Jim O’Neill – Senior Defensive Assistant
O’Neill does not have a specific positional coaching role, but is rather a senior defensive assistant. He comes from the Rex Ryan blitz happy coaching tree, which is a stark contrast to Guenther’s scheme which uses little blitzing. The contrast in styles will be intriguing as to how they compliment each other on the field schematically. O’Neill was interviewed for the Packers’ LB coaching position earlier this off-season, and has a prior history of coaching both LB and DBs at the pro level. This should be invaluable for the two young coaches Oakland has at these positions (Ansley and Lippincott).
Travis Smith – Defensive Quality Control coach
Smith has been working as a defensive assistant and defensive quality control coach since 2012. Like offensive quality control coach Nick Holz, Smith too was well regarded by the previous regime. Smith is the only defensive coach on Jack Del Rio’s staff who was retained by new head coach Jon Gruden.
Mike Trgovac – Defensive Line Coach
Trgovac is one of the most experienced coaches on staff, with over 25 years experiences strictly coaching defensive lines at a college and pro level. His last role was as the Packers defensive line coach from 2009-2017. Trgovac was on the same staff as Gruden when Gruden was the Philadelphia Eagles OC from 1995-1997.
The Packers defense was in the top 10 for lowest amount of rushing touchdowns given up in five years (out of nine) of Trgovac’s tenure, while being in the top 11 for sacks in seven years. When you compare those numbers to the rest of the league, it’s an impressive model of consistency.
Trgovac has coached both three and four man fronts and has experience in a single gap system, which Guenther prefers. Getting the most out of the interior rushers to help Khalil Mack will be at the forefront of Trgovac’s to-do list.
What’s abundantly clear is that Gruden’s defensive staff are all very aggressive in terms of the style of defense they have coached throughout the years. Gruden mentioned in his opening press conference that you either feel pressure, or apply pressure. He has certainly built a defensive staff to apply it. Gruden has also chosen not to hire too many coaches on the defensive side of the ball. In recent times, the NFL has trended to hiring more coaches, such as splitting the DB coaching role to both a CBs coach and a safeties coach. The same has also applied to LBs coach (OLBs and ILBs coaches). The minimal “shell” staff should reduce the chances for communication breakdowns, keeping everyone on the same page as the players learn a new scheme under Guenther.

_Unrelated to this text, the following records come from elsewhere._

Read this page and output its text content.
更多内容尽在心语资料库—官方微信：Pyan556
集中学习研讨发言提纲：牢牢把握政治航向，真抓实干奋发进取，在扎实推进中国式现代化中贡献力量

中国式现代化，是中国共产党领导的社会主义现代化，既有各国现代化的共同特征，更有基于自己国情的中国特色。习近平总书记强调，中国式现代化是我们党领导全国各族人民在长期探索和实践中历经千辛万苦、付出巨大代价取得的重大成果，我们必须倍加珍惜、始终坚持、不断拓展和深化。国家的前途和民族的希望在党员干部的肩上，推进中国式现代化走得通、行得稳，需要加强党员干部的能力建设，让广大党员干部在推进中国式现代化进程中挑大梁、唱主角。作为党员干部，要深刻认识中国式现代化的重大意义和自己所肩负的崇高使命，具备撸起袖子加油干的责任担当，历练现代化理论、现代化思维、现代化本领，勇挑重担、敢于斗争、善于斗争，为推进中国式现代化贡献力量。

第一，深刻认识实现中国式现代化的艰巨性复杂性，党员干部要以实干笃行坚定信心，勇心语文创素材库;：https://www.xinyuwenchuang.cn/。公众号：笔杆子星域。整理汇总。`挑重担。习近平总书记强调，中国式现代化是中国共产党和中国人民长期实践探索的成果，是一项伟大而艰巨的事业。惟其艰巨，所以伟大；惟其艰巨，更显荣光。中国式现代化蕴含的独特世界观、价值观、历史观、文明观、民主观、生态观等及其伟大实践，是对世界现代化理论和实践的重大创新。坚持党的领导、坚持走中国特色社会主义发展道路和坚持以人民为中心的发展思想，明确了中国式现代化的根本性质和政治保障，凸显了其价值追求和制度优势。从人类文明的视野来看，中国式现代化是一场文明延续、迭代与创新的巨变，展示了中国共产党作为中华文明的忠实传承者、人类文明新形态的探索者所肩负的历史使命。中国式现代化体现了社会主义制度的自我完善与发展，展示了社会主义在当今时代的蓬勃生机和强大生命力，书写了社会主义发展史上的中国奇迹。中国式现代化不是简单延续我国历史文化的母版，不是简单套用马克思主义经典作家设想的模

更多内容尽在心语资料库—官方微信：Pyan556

Byron Storer – Assistant Special Teams coach
Hand picked by special teams coordinator Rich Bisaccia to assist special teams coaching. Has worked previously with Bisaccia in 2010 with Tampa Bay and again in 2012 with San Diego. His last year of coaching was as an assistant linebackers coach for the Chargers in 2013. Hopefully there isn’t too much rust despite the five-year hiatus from the coaching ranks.

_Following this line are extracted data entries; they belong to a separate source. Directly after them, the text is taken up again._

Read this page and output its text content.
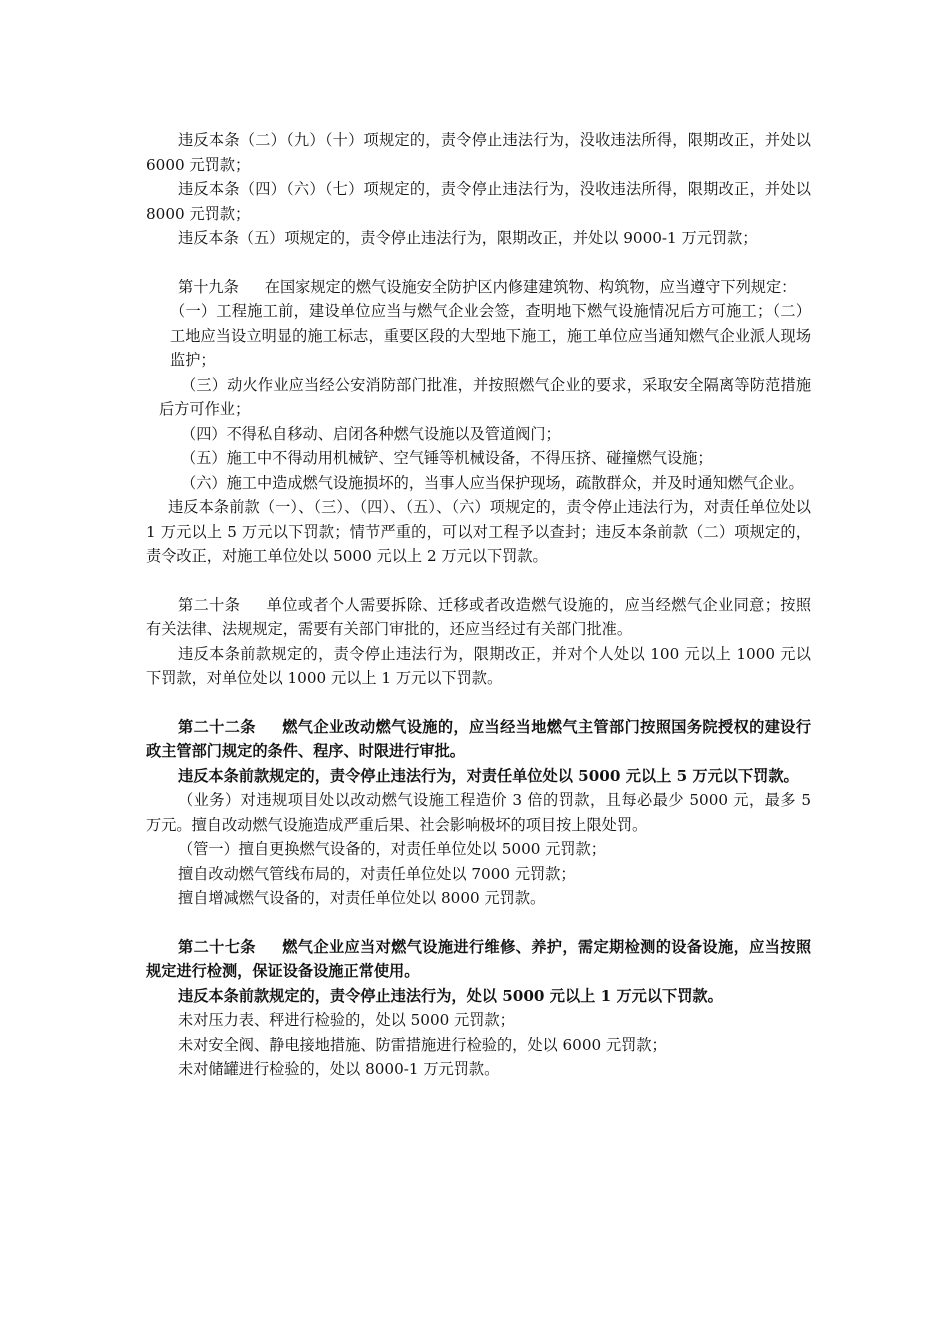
违反本条（二）（九）（十）项规定的，责令停止违法行为，没收违法所得，限期改正，并处以 6000 元罚款；

违反本条（四）（六）（七）项规定的，责令停止违法行为，没收违法所得，限期改正，并处以 8000 元罚款；

违反本条（五）项规定的，责令停止违法行为，限期改正，并处以 9000-1 万元罚款；

第十九条 在国家规定的燃气设施安全防护区内修建建筑物、构筑物，应当遵守下列规定：

（一）工程施工前，建设单位应当与燃气企业会签，查明地下燃气设施情况后方可施工；（二）工地应当设立明显的施工标志，重要区段的大型地下施工，施工单位应当通知燃气企业派人现场监护；

（三）动火作业应当经公安消防部门批准，并按照燃气企业的要求，采取安全隔离等防范措施后方可作业；

（四）不得私自移动、启闭各种燃气设施以及管道阀门；

（五）施工中不得动用机械铲、空气锤等机械设备，不得压挤、碰撞燃气设施；

（六）施工中造成燃气设施损坏的，当事人应当保护现场，疏散群众，并及时通知燃气企业。

违反本条前款（一）、（三）、（四）、（五）、（六）项规定的，责令停止违法行为，对责任单位处以 1 万元以上 5 万元以下罚款；情节严重的，可以对工程予以查封；违反本条前款（二）项规定的，责令改正，对施工单位处以 5000 元以上 2 万元以下罚款。

第二十条 单位或者个人需要拆除、迁移或者改造燃气设施的，应当经燃气企业同意；按照有关法律、法规规定，需要有关部门审批的，还应当经过有关部门批准。

违反本条前款规定的，责令停止违法行为，限期改正，并对个人处以 100 元以上 1000 元以下罚款，对单位处以 1000 元以上 1 万元以下罚款。

第二十二条 燃气企业改动燃气设施的，应当经当地燃气主管部门按照国务院授权的建设行政主管部门规定的条件、程序、时限进行审批。

违反本条前款规定的，责令停止违法行为，对责任单位处以 5000 元以上 5 万元以下罚款。

（业务）对违规项目处以改动燃气设施工程造价 3 倍的罚款，且每必最少 5000 元，最多 5 万元。擅自改动燃气设施造成严重后果、社会影响极坏的项目按上限处罚。

（管一）擅自更换燃气设备的，对责任单位处以 5000 元罚款；

擅自改动燃气管线布局的，对责任单位处以 7000 元罚款；

擅自增减燃气设备的，对责任单位处以 8000 元罚款。

第二十七条 燃气企业应当对燃气设施进行维修、养护，需定期检测的设备设施，应当按照规定进行检测，保证设备设施正常使用。

违反本条前款规定的，责令停止违法行为，处以 5000 元以上 1 万元以下罚款。

未对压力表、秤进行检验的，处以 5000 元罚款；

未对安全阀、静电接地措施、防雷措施进行检验的，处以 6000 元罚款；

未对储罐进行检验的，处以 8000-1 万元罚款。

Dave Razzano – Director of Football Research
It’s hard to comment on Razzano’s appointment from an analytical point of view simply because no one on the outside of Raiders HQ actually knows what the “Director of Football Research” job title actually entails. It is a new position which had previously not existed in the entirety of Reggie McKenzie’s tenure as general manager.

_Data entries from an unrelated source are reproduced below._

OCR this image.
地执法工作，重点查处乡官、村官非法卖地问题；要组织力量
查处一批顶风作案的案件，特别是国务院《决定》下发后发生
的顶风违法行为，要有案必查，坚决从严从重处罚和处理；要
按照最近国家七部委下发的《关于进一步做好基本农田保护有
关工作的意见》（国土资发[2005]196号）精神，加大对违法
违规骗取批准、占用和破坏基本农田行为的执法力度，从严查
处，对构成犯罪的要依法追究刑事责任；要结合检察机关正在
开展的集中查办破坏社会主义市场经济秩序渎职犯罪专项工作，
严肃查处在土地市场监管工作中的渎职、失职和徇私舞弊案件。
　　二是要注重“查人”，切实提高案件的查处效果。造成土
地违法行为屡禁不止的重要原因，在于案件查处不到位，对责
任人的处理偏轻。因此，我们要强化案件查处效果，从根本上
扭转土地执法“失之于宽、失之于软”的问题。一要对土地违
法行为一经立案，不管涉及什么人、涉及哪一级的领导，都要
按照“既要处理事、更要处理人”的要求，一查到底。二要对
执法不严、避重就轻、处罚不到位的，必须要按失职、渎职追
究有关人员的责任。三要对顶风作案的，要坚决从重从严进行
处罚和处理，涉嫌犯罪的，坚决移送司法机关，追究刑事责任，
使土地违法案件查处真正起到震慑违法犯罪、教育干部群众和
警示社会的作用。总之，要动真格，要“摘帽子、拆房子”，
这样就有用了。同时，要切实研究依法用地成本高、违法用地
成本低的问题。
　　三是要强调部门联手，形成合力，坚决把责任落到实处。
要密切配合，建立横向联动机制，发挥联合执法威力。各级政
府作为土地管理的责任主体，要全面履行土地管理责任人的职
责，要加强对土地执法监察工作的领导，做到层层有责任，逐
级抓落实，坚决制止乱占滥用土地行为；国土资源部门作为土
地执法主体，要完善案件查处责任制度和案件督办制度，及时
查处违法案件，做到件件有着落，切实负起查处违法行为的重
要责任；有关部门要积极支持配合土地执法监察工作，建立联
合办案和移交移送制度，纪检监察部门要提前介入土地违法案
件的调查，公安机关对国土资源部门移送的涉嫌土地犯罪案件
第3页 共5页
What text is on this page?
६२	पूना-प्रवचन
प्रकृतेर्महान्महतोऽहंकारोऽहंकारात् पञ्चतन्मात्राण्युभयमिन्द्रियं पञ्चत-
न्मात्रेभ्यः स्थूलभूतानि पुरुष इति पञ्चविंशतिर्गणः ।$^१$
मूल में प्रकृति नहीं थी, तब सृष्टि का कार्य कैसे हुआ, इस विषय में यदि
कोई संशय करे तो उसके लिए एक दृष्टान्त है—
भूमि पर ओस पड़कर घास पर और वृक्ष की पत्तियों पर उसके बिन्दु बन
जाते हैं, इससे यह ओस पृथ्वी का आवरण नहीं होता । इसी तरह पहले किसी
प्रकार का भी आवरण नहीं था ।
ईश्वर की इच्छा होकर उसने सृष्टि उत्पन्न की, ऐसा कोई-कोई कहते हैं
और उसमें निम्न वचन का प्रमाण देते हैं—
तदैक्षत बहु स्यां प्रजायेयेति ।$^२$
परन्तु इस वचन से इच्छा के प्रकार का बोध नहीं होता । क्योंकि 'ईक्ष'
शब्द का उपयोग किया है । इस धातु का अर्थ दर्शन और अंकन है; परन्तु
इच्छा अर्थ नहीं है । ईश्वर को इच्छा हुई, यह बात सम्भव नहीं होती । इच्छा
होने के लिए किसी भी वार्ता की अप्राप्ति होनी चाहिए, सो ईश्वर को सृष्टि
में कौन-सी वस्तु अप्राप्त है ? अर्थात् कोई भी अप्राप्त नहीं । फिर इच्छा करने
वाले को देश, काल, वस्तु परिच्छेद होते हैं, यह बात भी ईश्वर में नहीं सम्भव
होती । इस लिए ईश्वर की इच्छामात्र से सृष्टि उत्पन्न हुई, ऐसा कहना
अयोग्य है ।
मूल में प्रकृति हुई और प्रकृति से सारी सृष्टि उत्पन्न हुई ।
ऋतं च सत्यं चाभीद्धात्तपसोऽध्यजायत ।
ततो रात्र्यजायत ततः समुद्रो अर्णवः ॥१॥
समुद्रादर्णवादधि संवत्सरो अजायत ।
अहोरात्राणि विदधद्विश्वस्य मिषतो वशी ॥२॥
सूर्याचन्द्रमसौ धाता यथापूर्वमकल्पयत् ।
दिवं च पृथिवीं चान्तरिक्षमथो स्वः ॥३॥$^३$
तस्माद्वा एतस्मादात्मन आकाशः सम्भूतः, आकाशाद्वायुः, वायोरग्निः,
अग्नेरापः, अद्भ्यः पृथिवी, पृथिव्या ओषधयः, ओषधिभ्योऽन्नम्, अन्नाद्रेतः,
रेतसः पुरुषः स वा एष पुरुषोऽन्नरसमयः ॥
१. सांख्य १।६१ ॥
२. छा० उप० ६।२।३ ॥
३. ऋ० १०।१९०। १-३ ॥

Razzano has over 25 years of experience as a pro and college level scout. He has been known to have a lot of obscure takes on players, and certainly is not just a ‘yes man.’
There have been rumours that Gruden has wanted to bring in ‘his guy’ into the football operations department to work alongside McKenzie. Two potential people linked with that role were Elliot Wolf and Brian Heimerdinger. It remains unclear as to whether Razzano is filling this job title, or whether his position is independent of these rumours.